Depuis le début de la semaine dernière, les neuf marelles de Meschac Gaba sont en cours de fabrication. Elles prennent place sur le nouveau tronçon de la promenade du bas-port Gillet, ouverte depuis février dernier. D’ici mi mai, l’œuvre de l’artiste – Le jeu de la vie – sera complète !

Retour sur les étapes de fabrication, en compagnie de Stéphane Perez Spiro, mosaïste de la Croix-Rousse qui réalise les marelles…

 

L’artiste Meschac Gaba a imaginé 10 marelles de formes différentes. Seule la marelle « cœur » est visible depuis septembre 2013. Réalisées par Stéphane Perez Spiro, les mosaïques qui composent les cases de chaque marelle ont été fabriquées et pré-montées dans son atelier.
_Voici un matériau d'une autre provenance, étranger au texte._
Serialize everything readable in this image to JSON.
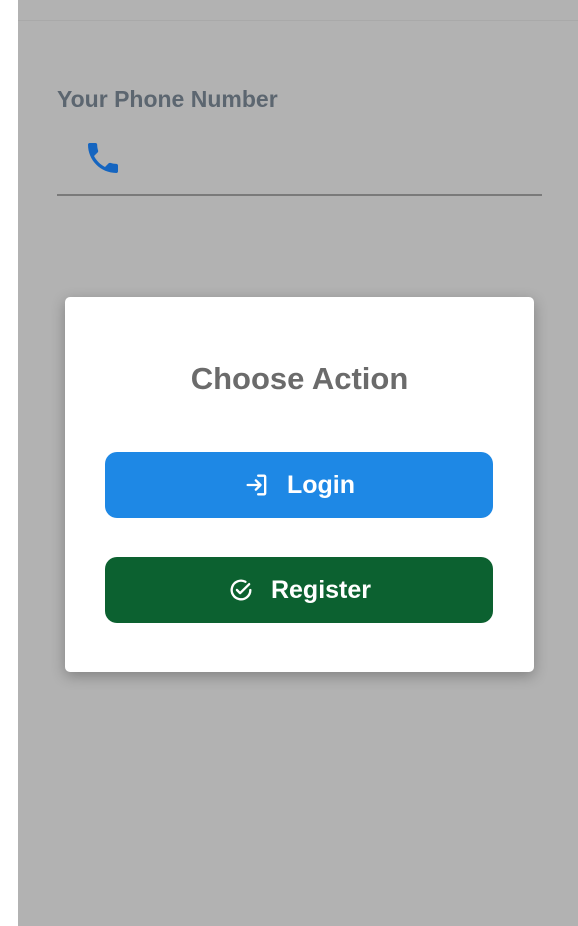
{
  "phone": {
    "label": "Your Phone Number",
    "value": "",
    "icon": "phone-icon",
    "icon_color": "#1565c0"
  },
  "dialog": {
    "title": "Choose Action",
    "login_label": "Login",
    "login_icon": "login-icon",
    "login_color": "#1e88e5",
    "register_label": "Register",
    "register_icon": "check-circle-icon",
    "register_color": "#0c6130"
  },
  "colors": {
    "overlay": "#b2b2b2",
    "dialog_bg": "#ffffff"
  }
}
M. Gaba et S. Perez-Spiro dans l'atelier du mosaïste © Grand Lyon

Fabrication des mosaïques en atelier © J. Léone

 

 

 

 

 

 

 

 

 

 


 

Sur site, un béton est disposé dans l’emplacement qui a été réservé aux marelles lors de l’aménagement. Ce béton permettra de positionner minutieusement chaque mosaïque et de caler les tessons qui la composent.

Préparation de la case de la marelle avant pose de la mosaïque © J. Léone

Préparation de la case de la marelle avant pose de la mosaïque © J. Léone

 

 

 

 

 

 

 

 

 

 


 

Une fois la mosaïque bien positionnée, le papier qui permettait de tenir les tessons est retiré. Le béton qui maintien désormais l’intégralité de la mosaïque est aplani.

Ajustement de la mosaïque © J. Léone

Ajustement de la mosaïque © J. Léone

 

 

 

 

 

 

 

 

 

 


 

Les cases de la marelle sont ensuite remplies d’un béton au granulat très fin, recouvrant ainsi les mosaïques. Ce béton permet de remplir les interstices entre les tessons, formant ainsi les joints de la mosaïque. Il devra sécher pendant environ 15 jours avant d’être poli pour révéler les mosaïques.